The basis functions used for model generation for the three refinement algorithms are the ones from the two-dimensional discrete Fourier transform. In [5, 6], this set of basis functions has already proven to be well suited for the model generation. Considering the weighting function, the preliminary temporally extrapolated block is weighted by $\mu=0.5$ and the neighboring blocks are weighted by the exponentially decreasing function with decay factor $\hat{\rho}=0.8$. The number of iterations used for the model generation is set to $200$ for FSA and to $4$ for RBA, whereas for RBA maximally 20 basis functions can get selected in an iteration step. For MSA, the number of iterations performed is set to $12$, the energy fraction threshold $\tau$ is set to $0.75$, the maximum number of basis functions per iteration to $N_{\mathrm{BF}}=20$ and the orthogonality deficiency compensation to $\gamma=0.5$. Fortunately, none of the mentioned parameters is very critical or sequence dependent. All the parameters can be varied widely without any worse impact on the prediction quality.

Fig. -776 shows the rate-distortion curves for sequences “Discovery City” and “Discovery Orient” for the case that the four different prediction algorithms are applied. Obviously, the coding efficiency can be significantly improved by applying spatial refinement subsequent to motion compensated prediction, independently of the actual refinement algorithm. In order to compare the performance of the different refinement algorithms for the regarded sequences, Table 1 lists the mean rate reduction and the mean $\mathrm{PSNR}$ gain compared to pure motion compensation respectively. The mean rate reduction and the mean $\mathrm{PSNR}$ gain are computed over the complete QP range according to [8]. Regarding Table 1, one can see that the rate can be reduced by up to $15.8\%$ and the $\mathrm{PSNR}$ can be improved by up to $1.16\,\mathrm{dB}$ compared to motion compensated prediction. By further comparing the different refinement algorithms among each other, it becomes obvious that MSA is able to outperform the other two algorithms and can achieve a gain of up to $0.42\,\mathrm{dB}$ compared to FSA and up to $0.48\,\mathrm{dB}$ compared to RBA.

Table 1 further shows the mean processing time per frame for the spatial refinement. Thereby the spatial refinement is carried out in MATLAB v7.6 on one core of an Intel Core2 @ $2.4\,\mathrm{GHz}$. To accomplish this, the motion compensated block and the neighboring blocks are transferred from the JM reference software to MATLAB, where the refinement is carried out. After refinement, the processed block is retransferred to the H.264/AVC encoder. Comparing the processing time of the three algorithms, one can see that MSA is nearly as fast as RBA and $12$ times faster than FSA. The speed-up of MSA compared to FSA is slightly smaller than the ratio of the iterations, since by using MSA every iteration is a little bit more complex due to the projection onto the subspace. But overall, the reduction of the number of iterations leads to the significant reduction in processing time. Altogether, the novel refinement algorithm is able to combine the strengths of the other two algorithms: it is nearly as fast as RBA and at the same time is able to sustain or rather even improve the higher prediction quality of FSA.

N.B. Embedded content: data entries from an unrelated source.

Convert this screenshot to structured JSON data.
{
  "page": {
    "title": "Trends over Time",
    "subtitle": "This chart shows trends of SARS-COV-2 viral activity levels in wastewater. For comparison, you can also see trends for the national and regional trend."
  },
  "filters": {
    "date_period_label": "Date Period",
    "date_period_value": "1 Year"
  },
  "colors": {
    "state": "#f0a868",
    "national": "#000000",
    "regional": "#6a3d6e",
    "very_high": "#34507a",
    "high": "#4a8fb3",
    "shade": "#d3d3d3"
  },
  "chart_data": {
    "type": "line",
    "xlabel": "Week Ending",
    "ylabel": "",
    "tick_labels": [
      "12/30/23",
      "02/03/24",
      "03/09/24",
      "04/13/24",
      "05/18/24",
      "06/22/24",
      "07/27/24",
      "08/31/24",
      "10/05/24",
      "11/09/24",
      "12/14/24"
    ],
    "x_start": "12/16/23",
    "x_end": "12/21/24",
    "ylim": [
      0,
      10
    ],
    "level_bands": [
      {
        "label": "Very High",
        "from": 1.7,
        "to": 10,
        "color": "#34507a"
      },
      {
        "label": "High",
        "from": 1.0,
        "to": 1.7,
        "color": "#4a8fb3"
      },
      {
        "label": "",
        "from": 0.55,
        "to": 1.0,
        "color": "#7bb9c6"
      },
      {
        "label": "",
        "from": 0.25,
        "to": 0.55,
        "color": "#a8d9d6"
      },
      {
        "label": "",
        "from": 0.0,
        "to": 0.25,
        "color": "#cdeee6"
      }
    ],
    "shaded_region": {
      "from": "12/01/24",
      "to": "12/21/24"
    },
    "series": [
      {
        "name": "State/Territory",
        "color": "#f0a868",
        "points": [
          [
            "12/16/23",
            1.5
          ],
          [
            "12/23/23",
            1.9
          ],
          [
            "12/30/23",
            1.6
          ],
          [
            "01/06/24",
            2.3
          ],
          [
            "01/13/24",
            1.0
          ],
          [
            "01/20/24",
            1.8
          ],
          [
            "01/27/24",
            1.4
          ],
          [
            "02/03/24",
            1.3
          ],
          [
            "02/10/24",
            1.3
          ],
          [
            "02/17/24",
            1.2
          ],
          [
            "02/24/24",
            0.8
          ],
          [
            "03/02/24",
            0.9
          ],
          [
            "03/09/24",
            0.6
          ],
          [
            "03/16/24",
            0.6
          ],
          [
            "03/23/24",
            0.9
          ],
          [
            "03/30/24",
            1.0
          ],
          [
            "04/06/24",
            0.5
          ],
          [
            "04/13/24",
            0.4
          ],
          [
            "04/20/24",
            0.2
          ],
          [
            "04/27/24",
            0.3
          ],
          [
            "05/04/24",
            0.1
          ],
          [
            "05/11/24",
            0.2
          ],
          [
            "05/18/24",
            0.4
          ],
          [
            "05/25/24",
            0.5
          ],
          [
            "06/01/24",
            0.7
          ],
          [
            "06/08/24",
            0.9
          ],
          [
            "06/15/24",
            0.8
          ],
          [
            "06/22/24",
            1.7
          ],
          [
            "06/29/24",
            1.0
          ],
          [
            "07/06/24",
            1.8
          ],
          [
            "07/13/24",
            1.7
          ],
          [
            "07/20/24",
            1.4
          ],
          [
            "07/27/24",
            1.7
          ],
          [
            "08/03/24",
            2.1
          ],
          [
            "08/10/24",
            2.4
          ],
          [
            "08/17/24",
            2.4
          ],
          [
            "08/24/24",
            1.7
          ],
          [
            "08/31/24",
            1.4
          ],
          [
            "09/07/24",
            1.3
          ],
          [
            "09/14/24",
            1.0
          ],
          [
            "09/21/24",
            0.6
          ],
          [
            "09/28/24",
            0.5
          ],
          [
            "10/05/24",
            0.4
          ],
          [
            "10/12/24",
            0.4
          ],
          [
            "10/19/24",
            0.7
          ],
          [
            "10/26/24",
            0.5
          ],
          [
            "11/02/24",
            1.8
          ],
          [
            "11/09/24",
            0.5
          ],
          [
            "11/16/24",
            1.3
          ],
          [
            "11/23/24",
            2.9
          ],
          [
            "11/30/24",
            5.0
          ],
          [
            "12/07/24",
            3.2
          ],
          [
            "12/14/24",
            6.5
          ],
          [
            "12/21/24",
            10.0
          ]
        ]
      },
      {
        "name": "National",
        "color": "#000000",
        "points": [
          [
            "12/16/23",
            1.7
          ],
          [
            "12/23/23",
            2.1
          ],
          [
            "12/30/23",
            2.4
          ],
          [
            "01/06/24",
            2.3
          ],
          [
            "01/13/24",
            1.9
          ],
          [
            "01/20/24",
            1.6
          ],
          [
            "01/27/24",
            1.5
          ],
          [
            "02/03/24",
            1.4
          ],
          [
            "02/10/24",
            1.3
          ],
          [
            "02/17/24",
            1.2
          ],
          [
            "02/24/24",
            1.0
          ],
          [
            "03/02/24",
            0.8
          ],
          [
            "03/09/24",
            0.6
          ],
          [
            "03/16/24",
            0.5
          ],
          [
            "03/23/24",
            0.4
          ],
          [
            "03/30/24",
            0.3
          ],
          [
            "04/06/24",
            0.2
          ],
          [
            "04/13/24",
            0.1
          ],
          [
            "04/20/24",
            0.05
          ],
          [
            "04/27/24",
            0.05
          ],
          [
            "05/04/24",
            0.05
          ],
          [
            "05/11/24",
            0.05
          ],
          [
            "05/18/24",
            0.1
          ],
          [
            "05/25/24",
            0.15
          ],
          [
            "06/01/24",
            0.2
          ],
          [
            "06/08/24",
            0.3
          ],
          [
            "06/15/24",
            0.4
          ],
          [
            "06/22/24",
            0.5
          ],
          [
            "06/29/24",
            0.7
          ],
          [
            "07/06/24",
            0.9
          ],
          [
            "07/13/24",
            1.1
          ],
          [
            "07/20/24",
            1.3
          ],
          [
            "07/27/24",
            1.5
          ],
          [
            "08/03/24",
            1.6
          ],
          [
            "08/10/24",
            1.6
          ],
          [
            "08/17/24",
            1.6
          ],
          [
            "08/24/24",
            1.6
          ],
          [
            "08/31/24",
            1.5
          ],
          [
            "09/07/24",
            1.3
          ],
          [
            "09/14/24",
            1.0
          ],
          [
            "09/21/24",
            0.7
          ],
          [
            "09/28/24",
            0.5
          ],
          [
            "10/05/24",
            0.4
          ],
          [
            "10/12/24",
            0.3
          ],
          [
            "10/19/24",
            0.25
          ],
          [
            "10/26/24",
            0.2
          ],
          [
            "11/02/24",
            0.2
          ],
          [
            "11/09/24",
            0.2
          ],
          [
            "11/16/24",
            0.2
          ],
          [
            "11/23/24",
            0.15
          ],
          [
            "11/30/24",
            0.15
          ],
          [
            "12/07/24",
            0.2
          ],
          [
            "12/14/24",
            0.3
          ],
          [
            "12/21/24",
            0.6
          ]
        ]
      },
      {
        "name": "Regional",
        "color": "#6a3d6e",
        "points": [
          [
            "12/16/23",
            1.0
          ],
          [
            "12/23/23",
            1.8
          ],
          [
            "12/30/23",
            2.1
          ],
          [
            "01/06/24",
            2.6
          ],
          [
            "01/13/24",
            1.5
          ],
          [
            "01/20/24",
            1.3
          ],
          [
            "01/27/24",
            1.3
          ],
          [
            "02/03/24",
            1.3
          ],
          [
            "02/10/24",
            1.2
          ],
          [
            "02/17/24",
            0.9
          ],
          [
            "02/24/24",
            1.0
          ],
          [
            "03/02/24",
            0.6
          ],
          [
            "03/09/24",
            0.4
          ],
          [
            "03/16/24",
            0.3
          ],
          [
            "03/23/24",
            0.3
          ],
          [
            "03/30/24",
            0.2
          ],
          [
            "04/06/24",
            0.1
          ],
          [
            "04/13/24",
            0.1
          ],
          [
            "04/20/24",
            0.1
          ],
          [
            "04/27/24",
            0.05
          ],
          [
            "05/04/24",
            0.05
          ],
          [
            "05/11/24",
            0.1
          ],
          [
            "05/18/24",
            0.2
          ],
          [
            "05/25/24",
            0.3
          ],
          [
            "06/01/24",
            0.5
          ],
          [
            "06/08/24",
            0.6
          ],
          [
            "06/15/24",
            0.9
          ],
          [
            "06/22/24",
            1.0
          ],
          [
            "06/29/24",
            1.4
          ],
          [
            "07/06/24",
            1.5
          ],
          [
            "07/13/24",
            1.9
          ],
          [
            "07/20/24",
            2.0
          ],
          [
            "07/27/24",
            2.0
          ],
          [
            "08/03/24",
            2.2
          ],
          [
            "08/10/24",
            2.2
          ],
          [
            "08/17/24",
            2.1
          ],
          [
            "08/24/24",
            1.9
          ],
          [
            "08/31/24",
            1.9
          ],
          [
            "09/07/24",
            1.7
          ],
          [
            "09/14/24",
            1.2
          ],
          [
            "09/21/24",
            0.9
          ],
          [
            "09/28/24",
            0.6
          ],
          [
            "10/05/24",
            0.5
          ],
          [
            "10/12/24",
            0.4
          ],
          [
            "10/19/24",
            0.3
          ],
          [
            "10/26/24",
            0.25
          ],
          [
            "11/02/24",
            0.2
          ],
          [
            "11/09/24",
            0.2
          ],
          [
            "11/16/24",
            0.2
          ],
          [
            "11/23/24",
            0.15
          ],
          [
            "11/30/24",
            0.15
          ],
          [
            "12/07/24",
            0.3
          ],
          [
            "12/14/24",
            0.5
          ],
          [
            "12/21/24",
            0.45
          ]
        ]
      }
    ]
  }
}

In the scope of this paper we presented a novel spatio-temporal prediction algorithm for video coding as improvement to two existing ones. The novel algorithm combines the advantages of the two older ones, leading to an improved prediction quality by simultaneously reducing the processing time. Compared to classical motion compensated prediction, a rate reduction of up to $15.8\%$ and a $\mathrm{PSNR}$ gain of up to $1.16\,\mathrm{dB}$ can be achieved for the considered sequences. The novel algorithm outperforms the better one of the two older algorithms by up $0.42\,\mathrm{dB}$ in $\mathrm{PSNR}$ and is nearly as fast as the faster one of the two at the same time.

Although the novel algorithm shows a significant improvement to the two older ones, our current research aims at further reducing the computational complexity.